Frank and Frances were assigned to Great Falls AFB in Montana. There, he flew C-54s to Alaska, and she worked at a Catholic hospital. Frank mused to his mother. "The back of my airplane smells just like the back of Daddy's old trucksÑonly I'm flying fruit and produce to Alaska, not driving it!" The tour in Montana was short, however, and he was assigned to fly C-47s in Korea, where the war had broken out in June 1950. In Korea, C-47s were used to drop propaganda leaflets on the enemy, carry agents up north to parachute out and infiltrate back into the south, and hover over enemy lines broadcasting surrender enticements from a speaker. During his five-month, 76-mission tour, he earned the Distinguished Frying Cross and several Air Medals.

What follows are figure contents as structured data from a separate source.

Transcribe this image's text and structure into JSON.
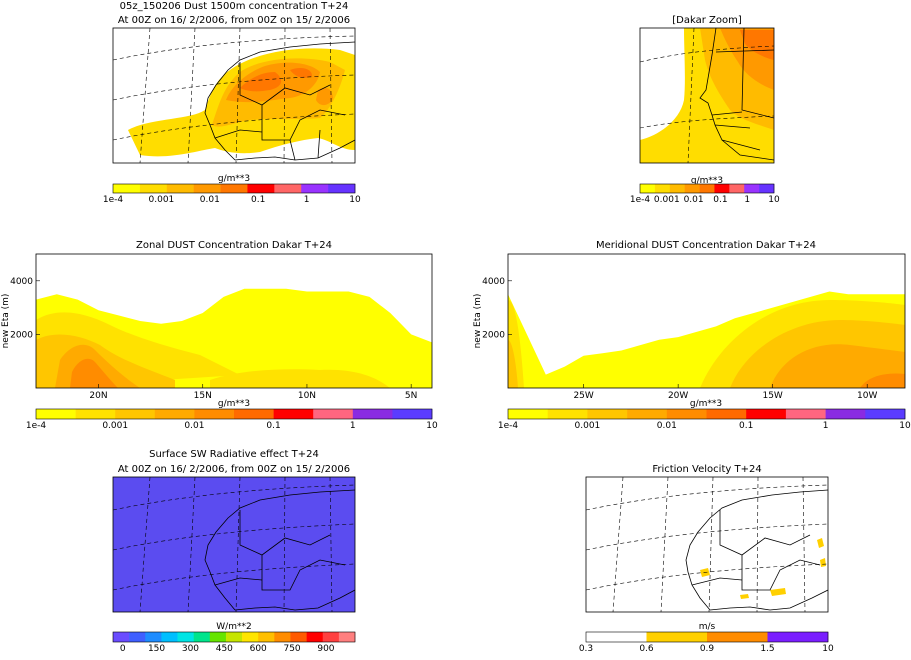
{
  "colors": {
    "dust": [
      "#ffff00",
      "#ffe200",
      "#ffc600",
      "#ffaa00",
      "#ff8c00",
      "#ff6a00",
      "#ff0000",
      "#ff6680",
      "#8a2be2",
      "#5b3cff"
    ],
    "dust_map": [
      "#ffff00",
      "#ffdd00",
      "#ffbb00",
      "#ff9900",
      "#ff7700",
      "#ff0000",
      "#ff6666",
      "#9933ff",
      "#6633ff"
    ],
    "radiative": [
      "#6a4cff",
      "#3f5fff",
      "#1e8cff",
      "#00bfff",
      "#00e5e5",
      "#00e58c",
      "#66e500",
      "#c6e500",
      "#ffe500",
      "#ffbf00",
      "#ff8c00",
      "#ff5a00",
      "#ff0000",
      "#ff4040",
      "#ff7f7f"
    ],
    "friction": [
      "#ffffff",
      "#ffd000",
      "#ff8c00",
      "#7a1eff"
    ],
    "surface_fill": "#5b4cf0",
    "coast": "#000000"
  },
  "panels": {
    "dust_map": {
      "title": "05z_150206 Dust 1500m concentration T+24",
      "subtitle": "At 00Z on 16/ 2/2006, from 00Z on 15/ 2/2006",
      "unit": "g/m**3",
      "ticks": [
        "1e-4",
        "0.001",
        "0.01",
        "0.1",
        "1",
        "10"
      ]
    },
    "dakar_zoom": {
      "title": "[Dakar Zoom]",
      "unit": "g/m**3",
      "ticks": [
        "1e-4",
        "0.001",
        "0.01",
        "0.1",
        "1",
        "10"
      ]
    },
    "zonal": {
      "title": "Zonal DUST Concentration Dakar T+24",
      "ylabel": "new Eta (m)",
      "yticks": [
        "2000",
        "4000"
      ],
      "xticks": [
        "20N",
        "15N",
        "10N",
        "5N"
      ],
      "unit": "g/m**3",
      "ticks": [
        "1e-4",
        "0.001",
        "0.01",
        "0.1",
        "1",
        "10"
      ]
    },
    "meridional": {
      "title": "Meridional DUST Concentration Dakar T+24",
      "ylabel": "new Eta (m)",
      "yticks": [
        "2000",
        "4000"
      ],
      "xticks": [
        "25W",
        "20W",
        "15W",
        "10W"
      ],
      "unit": "g/m**3",
      "ticks": [
        "1e-4",
        "0.001",
        "0.01",
        "0.1",
        "1",
        "10"
      ]
    },
    "radiative": {
      "title": "Surface SW Radiative effect T+24",
      "subtitle": "At 00Z on 16/ 2/2006, from 00Z on 15/ 2/2006",
      "unit": "W/m**2",
      "ticks": [
        "0",
        "150",
        "300",
        "450",
        "600",
        "750",
        "900"
      ]
    },
    "friction": {
      "title": "Friction Velocity T+24",
      "unit": "m/s",
      "ticks": [
        "0.3",
        "0.6",
        "0.9",
        "1.5",
        "10"
      ]
    }
  },
  "chart_data": [
    {
      "type": "heatmap",
      "title": "05z_150206 Dust 1500m concentration T+24",
      "subtitle": "At 00Z on 16/ 2/2006, from 00Z on 15/ 2/2006",
      "colorbar_label": "g/m**3",
      "colorbar_ticks": [
        "1e-4",
        "0.001",
        "0.01",
        "0.1",
        "1",
        "10"
      ],
      "color_scale": "log",
      "color_range": [
        0.0001,
        10
      ]
    },
    {
      "type": "heatmap",
      "title": "[Dakar Zoom]",
      "colorbar_label": "g/m**3",
      "colorbar_ticks": [
        "1e-4",
        "0.001",
        "0.01",
        "0.1",
        "1",
        "10"
      ],
      "color_scale": "log",
      "color_range": [
        0.0001,
        10
      ]
    },
    {
      "type": "area",
      "title": "Zonal DUST Concentration Dakar T+24",
      "ylabel": "new Eta (m)",
      "x_ticks": [
        "20N",
        "15N",
        "10N",
        "5N"
      ],
      "y_ticks": [
        2000,
        4000
      ],
      "ylim": [
        0,
        5000
      ],
      "x_latitude_deg": [
        23,
        22,
        21,
        20,
        19,
        18,
        17,
        16,
        15,
        14,
        13,
        12,
        11,
        10,
        9,
        8,
        7,
        6,
        5,
        4
      ],
      "dust_top_m": [
        3300,
        3500,
        3300,
        2900,
        2700,
        2500,
        2400,
        2500,
        2800,
        3400,
        3700,
        3700,
        3700,
        3600,
        3600,
        3600,
        3400,
        2800,
        2000,
        1700
      ],
      "colorbar_label": "g/m**3",
      "colorbar_ticks": [
        "1e-4",
        "0.001",
        "0.01",
        "0.1",
        "1",
        "10"
      ]
    },
    {
      "type": "area",
      "title": "Meridional DUST Concentration Dakar T+24",
      "ylabel": "new Eta (m)",
      "x_ticks": [
        "25W",
        "20W",
        "15W",
        "10W"
      ],
      "y_ticks": [
        2000,
        4000
      ],
      "ylim": [
        0,
        5000
      ],
      "x_longitude_deg": [
        -29,
        -28,
        -27,
        -26,
        -25,
        -24,
        -23,
        -22,
        -21,
        -20,
        -19,
        -18,
        -17,
        -16,
        -15,
        -14,
        -13,
        -12,
        -11,
        -10,
        -9,
        -8
      ],
      "dust_top_m": [
        3500,
        2000,
        500,
        800,
        1200,
        1300,
        1400,
        1600,
        1800,
        1900,
        2100,
        2300,
        2600,
        2800,
        3000,
        3200,
        3400,
        3600,
        3500,
        3500,
        3500,
        3500
      ],
      "colorbar_label": "g/m**3",
      "colorbar_ticks": [
        "1e-4",
        "0.001",
        "0.01",
        "0.1",
        "1",
        "10"
      ]
    },
    {
      "type": "heatmap",
      "title": "Surface SW Radiative effect T+24",
      "subtitle": "At 00Z on 16/ 2/2006, from 00Z on 15/ 2/2006",
      "colorbar_label": "W/m**2",
      "colorbar_ticks": [
        0,
        150,
        300,
        450,
        600,
        750,
        900
      ]
    },
    {
      "type": "heatmap",
      "title": "Friction Velocity T+24",
      "colorbar_label": "m/s",
      "colorbar_ticks": [
        0.3,
        0.6,
        0.9,
        1.5,
        10
      ]
    }
  ]
}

Returning stateside in June 1952, Frank rejoined his wife at Brookley AFB, Mobile, AL, where they spent some wonderful years. Serving in an air evacuation unit, flying C-47s, they covered all of the Southeast, from New Orleans to St. Louis to Washington to Miami, moving sick, wounded, and other military patients. The small unit had plenty of camaradarie. Years later, in 1981, Frank established a series of squadron reunions that lasted for years until too many of the old group had passed on. While at Brookley, Frank learned to be the squadron adjutant and personnel officer, attending the Squadron Officers Course at Maxwell AFB, AL. He turned down an of-fer to become an instructor there in order to transfer to Kelly AFB, TX, to be aide to MG James Stowell '24, Commander, Continental Division, MATS. At nearby Lackland AFB, their daughter Terri Lynn was born in November 1953. After MG Stowell retired in 1954, Frank flew C-54s with the 1700th Air Transport Group until he transferred to the University of Michigan in Ann Arbor to earn his MS in aeronautical engineering. In Ann Arbor, their son Stuart Nelson was born in January 1957. One rebel and one Yankee, though both would graduate from high school in Fairborn, OH.

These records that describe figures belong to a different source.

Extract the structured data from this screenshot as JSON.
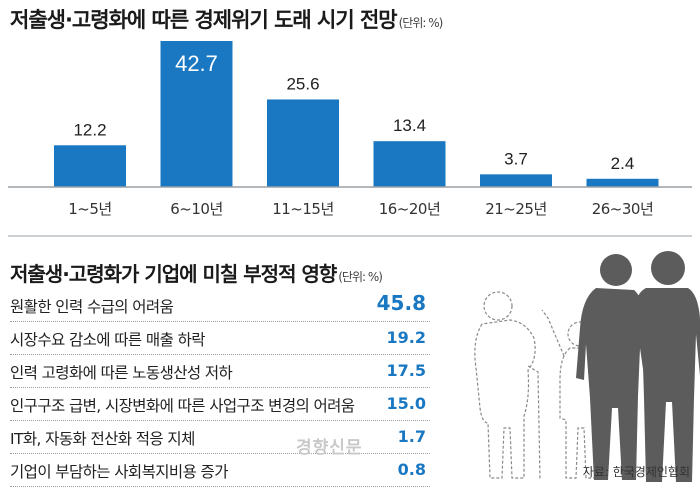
{
  "chart_data": [
    {
      "type": "bar",
      "title": "저출생·고령화에 따른 경제위기 도래 시기 전망",
      "unit": "(단위: %)",
      "categories": [
        "1~5년",
        "6~10년",
        "11~15년",
        "16~20년",
        "21~25년",
        "26~30년"
      ],
      "values": [
        12.2,
        42.7,
        25.6,
        13.4,
        3.7,
        2.4
      ],
      "value_labels": [
        "12.2",
        "42.7",
        "25.6",
        "13.4",
        "3.7",
        "2.4"
      ],
      "highlight_index": 1,
      "ylim": [
        0,
        42.7
      ],
      "bar_color": "#1a78c2",
      "highlight_label_color": "#ffffff"
    },
    {
      "type": "table",
      "title": "저출생·고령화가 기업에 미칠 부정적 영향",
      "unit": "(단위: %)",
      "rows": [
        {
          "label": "원활한 인력 수급의 어려움",
          "value": "45.8"
        },
        {
          "label": "시장수요 감소에 따른 매출 하락",
          "value": "19.2"
        },
        {
          "label": "인력 고령화에 따른 노동생산성 저하",
          "value": "17.5"
        },
        {
          "label": "인구구조 급변, 시장변화에 따른 사업구조 변경의 어려움",
          "value": "15.0"
        },
        {
          "label": "IT화, 자동화 전산화 적응 지체",
          "value": "1.7"
        },
        {
          "label": "기업이 부담하는 사회복지비용 증가",
          "value": "0.8"
        }
      ],
      "value_color": "#1a78c2"
    }
  ],
  "watermark": "경향신문",
  "source": "자료: 한국경제인협회"
}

Frank then went to the AF Missile Test Center at Patrick AFB, FL, where for four very interesting and fun-filled years he helped prepare the Atlantic Missile Range for missile tests launched from Cape Canaveral. He averaged over 40 flying hours a month despite filling a demanding desk job. From Florida, he transferred to Seattle, WA, for training with the Boeing Company, followed by a tour at the Space Systems Division of the AF in Los Angeles, furnishing refurbished Atlas missiles for the Mercury and other programs. He also worked on the Titan and Gemini programs before being transferred to Charleston AFB, SC, where he flew C-141 jet transports, primarily to Viet Nam.

A short 13-month tour on Midway Island in command of the Airlift Command Post for MAC followed. Then, Frank returned to Wright-Patterson AFB, OH, where he was the MAC liaison to the C-5A Program Office. With a rare PCA without PCS, he moved into the Aeronautical Systems Division as chief of reliability, maintainability, systems safety and quality control for all aircraft programs, such as the F-15, B-l, A-10, and F-16. He retired to Charleston, SC, in June 1976.

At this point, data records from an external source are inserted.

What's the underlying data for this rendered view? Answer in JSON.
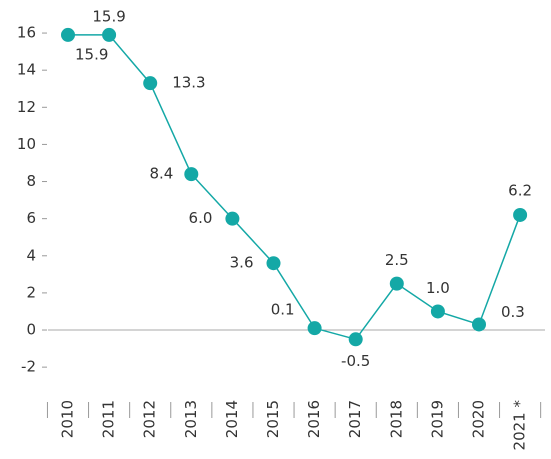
{
  "chart_data": {
    "type": "line",
    "categories": [
      "2010",
      "2011",
      "2012",
      "2013",
      "2014",
      "2015",
      "2016",
      "2017",
      "2018",
      "2019",
      "2020",
      "2021 *"
    ],
    "series": [
      {
        "color": "#14a8a6",
        "values": [
          15.9,
          15.9,
          13.3,
          8.4,
          6.0,
          3.6,
          0.1,
          -0.5,
          2.5,
          1.0,
          0.3,
          6.2
        ],
        "value_labels": [
          "15.9",
          "15.9",
          "13.3",
          "8.4",
          "6.0",
          "3.6",
          "0.1",
          "-0.5",
          "2.5",
          "1.0",
          "0.3",
          "6.2"
        ]
      }
    ],
    "ylim": [
      -3,
      17
    ],
    "yticks": [
      -2,
      0,
      2,
      4,
      6,
      8,
      10,
      12,
      14,
      16
    ]
  }
}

In retirement, Frank became very involved in community affairs and accepted a position with the University of Southern California as a teacher of graduate systems management courses on military bases around the world. Since both of his children had graduated from college (daughter Terri from Florida State University and son Stuart with the USMA Class of '78), Frances accompanied him on his many tours. From Europe to Japan, Guam, and Hawaii, as well as all over the United States, he passed on important lessons from his lifetime experiences to young military officers of all the services. When USC dropped this program in 1990, Frank earned a master's degree in history at local schools and taught history and aeronautical subjects for Limestone College and Embry-Riddle Aeronautical University in the Charleston area.